According to him, the presence of the mastodon is particularly notable because it had never been noticed so far north before.

The researchers reflect, therefore, on the adaptability of the species because two million years ago Greenland -“green land” in Danish- experienced temperatures between 11 and 17 degrees higher than today, but at these latitudes the sun does not set on the summer months nor does it rise in the winter.

“We don’t see this association of species anywhere else on Earth today,” said the specialist in paleoecology. This “makes you think about the plasticity of species: how species are actually able to adapt to a climate, to different kinds of climates, might be different than we previously thought.”

State of the art of technology

It was thanks to innovative technology that the researchers discovered that the 41 fragments studied are a million years older than the previous record of DNA taken from a Siberian mammoth bone.

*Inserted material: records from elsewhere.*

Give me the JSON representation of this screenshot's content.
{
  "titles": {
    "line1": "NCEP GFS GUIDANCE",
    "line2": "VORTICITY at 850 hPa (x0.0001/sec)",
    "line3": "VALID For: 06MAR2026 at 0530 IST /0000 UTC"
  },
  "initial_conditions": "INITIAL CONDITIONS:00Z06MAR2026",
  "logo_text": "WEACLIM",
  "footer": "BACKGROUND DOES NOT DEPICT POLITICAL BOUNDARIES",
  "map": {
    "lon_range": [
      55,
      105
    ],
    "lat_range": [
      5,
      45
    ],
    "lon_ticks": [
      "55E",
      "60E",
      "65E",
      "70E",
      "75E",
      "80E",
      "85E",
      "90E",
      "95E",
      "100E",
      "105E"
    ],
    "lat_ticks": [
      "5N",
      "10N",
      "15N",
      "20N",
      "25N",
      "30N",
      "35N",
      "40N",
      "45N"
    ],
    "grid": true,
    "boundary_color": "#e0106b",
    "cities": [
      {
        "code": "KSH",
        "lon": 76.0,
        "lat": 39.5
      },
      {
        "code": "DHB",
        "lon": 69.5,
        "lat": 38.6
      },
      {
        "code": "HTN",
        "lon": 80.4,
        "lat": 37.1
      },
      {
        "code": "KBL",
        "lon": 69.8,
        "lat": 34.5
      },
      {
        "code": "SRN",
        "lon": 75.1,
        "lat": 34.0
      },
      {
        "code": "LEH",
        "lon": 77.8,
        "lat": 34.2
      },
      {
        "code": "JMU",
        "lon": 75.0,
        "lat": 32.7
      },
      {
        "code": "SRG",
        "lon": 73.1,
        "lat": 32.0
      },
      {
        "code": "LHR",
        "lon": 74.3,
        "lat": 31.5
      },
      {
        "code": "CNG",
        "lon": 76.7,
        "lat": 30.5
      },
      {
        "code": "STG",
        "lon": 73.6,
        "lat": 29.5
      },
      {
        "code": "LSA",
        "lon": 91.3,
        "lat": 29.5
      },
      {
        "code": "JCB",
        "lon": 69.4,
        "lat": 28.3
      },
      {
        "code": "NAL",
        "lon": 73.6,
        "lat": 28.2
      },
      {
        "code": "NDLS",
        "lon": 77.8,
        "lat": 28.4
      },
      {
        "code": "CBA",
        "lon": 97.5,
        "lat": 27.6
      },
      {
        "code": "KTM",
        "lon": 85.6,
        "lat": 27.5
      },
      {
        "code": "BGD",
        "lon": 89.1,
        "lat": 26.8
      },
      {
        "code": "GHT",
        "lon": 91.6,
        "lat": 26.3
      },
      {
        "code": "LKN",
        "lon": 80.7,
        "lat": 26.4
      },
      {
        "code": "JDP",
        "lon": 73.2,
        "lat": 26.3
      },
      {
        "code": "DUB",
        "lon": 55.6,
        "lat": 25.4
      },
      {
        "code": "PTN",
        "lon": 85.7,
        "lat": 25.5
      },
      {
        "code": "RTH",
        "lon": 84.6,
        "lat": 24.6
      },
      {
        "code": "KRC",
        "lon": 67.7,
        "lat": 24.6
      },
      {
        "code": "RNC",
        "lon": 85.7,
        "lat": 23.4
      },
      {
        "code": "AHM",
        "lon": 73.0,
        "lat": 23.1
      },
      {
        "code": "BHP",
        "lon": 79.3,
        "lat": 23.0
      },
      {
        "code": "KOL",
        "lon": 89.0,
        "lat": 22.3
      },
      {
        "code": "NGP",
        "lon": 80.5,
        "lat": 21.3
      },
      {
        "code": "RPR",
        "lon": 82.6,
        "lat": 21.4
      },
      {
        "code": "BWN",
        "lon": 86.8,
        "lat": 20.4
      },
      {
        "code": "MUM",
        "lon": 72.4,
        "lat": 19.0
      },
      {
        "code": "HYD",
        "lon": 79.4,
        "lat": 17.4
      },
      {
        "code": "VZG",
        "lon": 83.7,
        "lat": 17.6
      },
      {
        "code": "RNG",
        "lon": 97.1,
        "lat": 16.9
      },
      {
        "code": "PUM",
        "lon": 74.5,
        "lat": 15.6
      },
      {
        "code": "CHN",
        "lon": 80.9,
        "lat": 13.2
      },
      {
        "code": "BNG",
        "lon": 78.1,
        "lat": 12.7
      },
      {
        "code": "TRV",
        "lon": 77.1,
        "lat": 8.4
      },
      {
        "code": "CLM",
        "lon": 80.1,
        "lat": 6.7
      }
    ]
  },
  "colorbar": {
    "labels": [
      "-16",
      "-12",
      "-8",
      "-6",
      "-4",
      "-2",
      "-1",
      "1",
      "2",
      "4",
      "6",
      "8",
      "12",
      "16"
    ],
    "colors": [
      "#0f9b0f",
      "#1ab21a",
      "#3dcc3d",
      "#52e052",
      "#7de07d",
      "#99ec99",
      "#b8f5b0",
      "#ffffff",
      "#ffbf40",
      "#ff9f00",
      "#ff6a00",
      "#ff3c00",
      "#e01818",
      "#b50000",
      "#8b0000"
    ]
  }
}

It was necessary to determine if the DNA was hidden in the clay and quartz and then that it could be separated from the sediment for examination.

The method used “provides a fundamental understanding of why minerals or sediments can preserve DNA…it’s a Pandora’s box that we are about to open,” says Karina Sand, who heads the geobiology group at the University of Copenhagen and participated in the study. .

For Mikkel Winther Pedersen, with this discovery “we break the barrier of what we thought we could achieve in terms of genetic studies.”

“For a long time it was thought that a million years was the survival limit of DNA, but today we are double that. And obviously that drives us to search for sites,” he adds.

“There are several different sites around the world that have geological deposits that go back that far. And even further back in time”, says the researcher.